Bovine Leukemia Virus DNA in Human Breast Tissue - Volume 20, Number 5—May 2014 - Emerging Infectious Disease journal - CDC
Volume 20, Number 5—May 2014
Bovine Leukemia Virus DNA in Human Breast Tissue
Gertrude Case Buehring , Hua Min Shen, Hanne M. Jensen, K. Yeon Choi1, Dejun Sun, and Gerard Nuovo
Author affiliations: University of California, Berkeley, California, USA (G.C. Buehring, H.M. Shen, K.Y. Choi, D. Sun); University of California Davis Medical Center, Sacramento, California, USA (H.M. Jensen); Ohio State University Comprehensive Cancer Center, Columbus, Ohio, USA (G. Nuovo)
Bovine leukosis (B-cell leukemia/lymphoma), first described in 1871 in Lithuania, was believed to be an infectious disease because it spread through herds of cattle. In 1969, a virus isolated from cultured lymphocytes of cattle in an afflicted herd was identified as the agent of bovine leukosis (1). Since then, bovine leukemia virus (BLV) has been extensively investigated. It is a deltaretrovirus, closely related to human T-cell leukemia virus (HTLV) 1 (2), and has typical retroviral genome regions: LTR (long terminal repeat, promoter region); gag (group-specific antigen, capsid region); pol (polymerase, reverse transcription region, which synthesizes a DNA copy of the BLV RNA genome); and env (envelope). However, unlike other oncogenic retroviruses, deltaretroviruses have an additional region, tax (trans-activating region of the X gene), which has regulatory functions and is oncogenic to host cells. tax causes malignant transformation not through integration and insertional mutagenesis, as many retroviruses do, but by inhibition of DNA repair (base excision pathway) and trans-activating disruption of cellular growth control mechanisms (2).

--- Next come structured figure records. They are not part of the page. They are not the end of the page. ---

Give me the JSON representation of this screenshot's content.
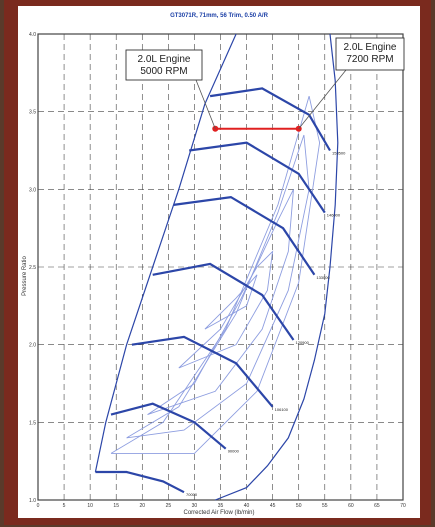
{
  "chart_data": {
    "type": "line",
    "title": "GT3071R, 71mm, 56 Trim, 0.50 A/R",
    "xlabel": "Corrected Air Flow (lb/min)",
    "ylabel": "Pressure Ratio",
    "xlim": [
      0,
      70
    ],
    "ylim": [
      1.0,
      4.0
    ],
    "x_ticks": [
      0,
      5,
      10,
      15,
      20,
      25,
      30,
      35,
      40,
      45,
      50,
      55,
      60,
      65,
      70
    ],
    "y_ticks": [
      1.0,
      1.5,
      2.0,
      2.5,
      3.0,
      3.5,
      4.0
    ],
    "grid": true,
    "surge_line": [
      [
        11,
        1.18
      ],
      [
        13,
        1.5
      ],
      [
        17,
        2.0
      ],
      [
        22,
        2.5
      ],
      [
        27,
        3.0
      ],
      [
        32,
        3.55
      ],
      [
        38,
        4.0
      ]
    ],
    "choke_line": [
      [
        56,
        4.0
      ],
      [
        57,
        3.7
      ],
      [
        57.5,
        3.3
      ],
      [
        57,
        2.9
      ],
      [
        56,
        2.5
      ],
      [
        55,
        2.2
      ],
      [
        53,
        1.9
      ],
      [
        51,
        1.65
      ],
      [
        48,
        1.4
      ],
      [
        44,
        1.22
      ],
      [
        40,
        1.08
      ],
      [
        34,
        1.0
      ]
    ],
    "speed_lines": [
      {
        "label": "70000",
        "points": [
          [
            11,
            1.18
          ],
          [
            17,
            1.18
          ],
          [
            24,
            1.12
          ],
          [
            28,
            1.05
          ]
        ]
      },
      {
        "label": "90000",
        "points": [
          [
            14,
            1.55
          ],
          [
            22,
            1.62
          ],
          [
            30,
            1.5
          ],
          [
            36,
            1.33
          ]
        ]
      },
      {
        "label": "106100",
        "points": [
          [
            18,
            2.0
          ],
          [
            28,
            2.05
          ],
          [
            38,
            1.88
          ],
          [
            45,
            1.6
          ]
        ]
      },
      {
        "label": "120900",
        "points": [
          [
            22,
            2.45
          ],
          [
            33,
            2.52
          ],
          [
            43,
            2.32
          ],
          [
            49,
            2.03
          ]
        ]
      },
      {
        "label": "133000",
        "points": [
          [
            26,
            2.9
          ],
          [
            37,
            2.95
          ],
          [
            47,
            2.75
          ],
          [
            53,
            2.45
          ]
        ]
      },
      {
        "label": "146000",
        "points": [
          [
            29,
            3.25
          ],
          [
            40,
            3.3
          ],
          [
            50,
            3.1
          ],
          [
            55,
            2.85
          ]
        ]
      },
      {
        "label": "153500",
        "points": [
          [
            33,
            3.6
          ],
          [
            43,
            3.65
          ],
          [
            52,
            3.48
          ],
          [
            56,
            3.25
          ]
        ]
      }
    ],
    "efficiency_islands": [
      {
        "label": "60%",
        "points": [
          [
            14,
            1.3
          ],
          [
            24,
            1.5
          ],
          [
            36,
            2.1
          ],
          [
            46,
            2.9
          ],
          [
            52,
            3.6
          ],
          [
            54,
            3.3
          ],
          [
            50,
            2.4
          ],
          [
            42,
            1.7
          ],
          [
            30,
            1.3
          ],
          [
            14,
            1.3
          ]
        ]
      },
      {
        "label": "65%",
        "points": [
          [
            17,
            1.4
          ],
          [
            27,
            1.6
          ],
          [
            38,
            2.2
          ],
          [
            46,
            2.85
          ],
          [
            51,
            3.35
          ],
          [
            52,
            3.0
          ],
          [
            48,
            2.35
          ],
          [
            40,
            1.75
          ],
          [
            28,
            1.45
          ],
          [
            17,
            1.4
          ]
        ]
      },
      {
        "label": "70%",
        "points": [
          [
            21,
            1.55
          ],
          [
            30,
            1.75
          ],
          [
            39,
            2.3
          ],
          [
            46,
            2.8
          ],
          [
            49,
            3.0
          ],
          [
            48,
            2.6
          ],
          [
            43,
            2.1
          ],
          [
            34,
            1.7
          ],
          [
            21,
            1.55
          ]
        ]
      },
      {
        "label": "74%",
        "points": [
          [
            27,
            1.85
          ],
          [
            35,
            2.1
          ],
          [
            42,
            2.5
          ],
          [
            45,
            2.6
          ],
          [
            44,
            2.35
          ],
          [
            38,
            2.0
          ],
          [
            27,
            1.85
          ]
        ]
      },
      {
        "label": "76%",
        "points": [
          [
            32,
            2.1
          ],
          [
            38,
            2.3
          ],
          [
            42,
            2.45
          ],
          [
            40,
            2.25
          ],
          [
            32,
            2.1
          ]
        ]
      }
    ],
    "engine_line": {
      "points": [
        [
          34,
          3.39
        ],
        [
          50,
          3.39
        ]
      ],
      "color": "#e02020"
    },
    "callouts": [
      {
        "lines": [
          "2.0L Engine",
          "5000 RPM"
        ]
      },
      {
        "lines": [
          "2.0L Engine",
          "7200 RPM"
        ]
      }
    ],
    "colors": {
      "curves": "#2c46a8",
      "islands": "#8e9ee0",
      "frame": "#7a2a1e",
      "grid": "#444444",
      "engine_marker": "#e02020"
    }
  }
}
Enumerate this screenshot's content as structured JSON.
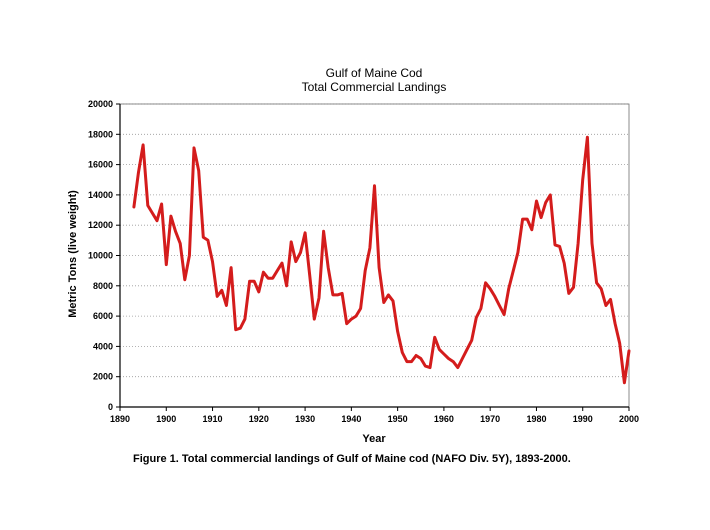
{
  "chart_data": {
    "type": "line",
    "title": "Gulf of Maine Cod",
    "subtitle": "Total Commercial Landings",
    "xlabel": "Year",
    "ylabel": "Metric Tons (live weight)",
    "xlim": [
      1890,
      2000
    ],
    "ylim": [
      0,
      20000
    ],
    "xticks": [
      1890,
      1900,
      1910,
      1920,
      1930,
      1940,
      1950,
      1960,
      1970,
      1980,
      1990,
      2000
    ],
    "yticks": [
      0,
      2000,
      4000,
      6000,
      8000,
      10000,
      12000,
      14000,
      16000,
      18000,
      20000
    ],
    "grid": "horizontal dotted",
    "line_color": "#d41c1c",
    "series": [
      {
        "x": [
          1893,
          1894,
          1895,
          1896,
          1897,
          1898,
          1899,
          1900,
          1901,
          1902,
          1903,
          1904,
          1905,
          1906,
          1907,
          1908,
          1909,
          1910,
          1911,
          1912,
          1913,
          1914,
          1915,
          1916,
          1917,
          1918,
          1919,
          1920,
          1921,
          1922,
          1923,
          1924,
          1925,
          1926,
          1927,
          1928,
          1929,
          1930,
          1931,
          1932,
          1933,
          1934,
          1935,
          1936,
          1937,
          1938,
          1939,
          1940,
          1941,
          1942,
          1943,
          1944,
          1945,
          1946,
          1947,
          1948,
          1949,
          1950,
          1951,
          1952,
          1953,
          1954,
          1955,
          1956,
          1957,
          1958,
          1959,
          1960,
          1961,
          1962,
          1963,
          1964,
          1965,
          1966,
          1967,
          1968,
          1969,
          1970,
          1971,
          1972,
          1973,
          1974,
          1975,
          1976,
          1977,
          1978,
          1979,
          1980,
          1981,
          1982,
          1983,
          1984,
          1985,
          1986,
          1987,
          1988,
          1989,
          1990,
          1991,
          1992,
          1993,
          1994,
          1995,
          1996,
          1997,
          1998,
          1999,
          2000
        ],
        "y": [
          13200,
          15500,
          17300,
          13300,
          12800,
          12300,
          13400,
          9400,
          12600,
          11600,
          10800,
          8400,
          10000,
          17100,
          15600,
          11200,
          11000,
          9600,
          7300,
          7700,
          6700,
          9200,
          5100,
          5200,
          5800,
          8300,
          8300,
          7600,
          8900,
          8500,
          8500,
          9000,
          9500,
          8000,
          10900,
          9600,
          10200,
          11500,
          8700,
          5800,
          7200,
          11600,
          9200,
          7400,
          7400,
          7500,
          5500,
          5800,
          6000,
          6500,
          9000,
          10500,
          14600,
          9200,
          6900,
          7400,
          7000,
          5000,
          3600,
          3000,
          3000,
          3400,
          3200,
          2700,
          2600,
          4600,
          3800,
          3500,
          3200,
          3000,
          2600,
          3200,
          3800,
          4400,
          5900,
          6500,
          8200,
          7800,
          7300,
          6700,
          6100,
          7800,
          9000,
          10200,
          12400,
          12400,
          11700,
          13600,
          12500,
          13500,
          14000,
          10700,
          10600,
          9500,
          7500,
          7900,
          10800,
          15000,
          17800,
          10800,
          8200,
          7800,
          6700,
          7100,
          5500,
          4200,
          1600,
          3700
        ]
      }
    ]
  },
  "caption": "Figure 1.  Total commercial landings of Gulf of Maine cod (NAFO Div. 5Y), 1893-2000."
}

BLV-infected cattle herds are found worldwide. In the United States, ≈38% of beef herds, 84% of all dairy herds, and 100% of large-scale dairy operation herds are infected (3,4). On average, clinical leukosis develops in <5% of these cattle, which are excluded from the market as a result (1), but BLV-infected lymphocytes are also found in the blood and milk of subclinically infected cows (2). Concerns that this virus might infect humans through exposure to food products from subclinically infected animals prompted 10 studies that used what were then (1975–1979) state-of-the-art immunologic methods to test serum samples from a collective total of 1,761 humans, including cancer patients, farm workers, and veterinarians (5). In these studies no antibodies against BLV were detected, prompting Burridge to conclude in his review article, “There is no epidemiological or serological evidence from human studies to indicate that BLV can infect man” (5).
The advent of immunoblotting, ≈100 times more sensitive than techniques of the 1970s (6), enabled the detection of antibodies reactive with recombinant purified BLV p24 capsid protein in serum samples from 39% of 257 self-selected human volunteers (7). This study could not determine whether the antibodies were a response to infection or merely to heat-inactivated BLV consumed in food products. However, injection of sheep with raw milk from BLV-positive cows stimulated antibody production, whereas injection with pasteurized control milk did not (8,9). The finding of antibodies to BLV in humans prompted us to investigate human tissues for evidence of infection with BLV by using liquid-phase PCR (L-PCR), sequencing, in situ PCR, and immunohistochemical (IHC) testing. We focused on breast tissue because, in cattle, BLV DNA and p24 were detected in mammary tissue, whereas only BLV DNA was detected in lymphocytes (10).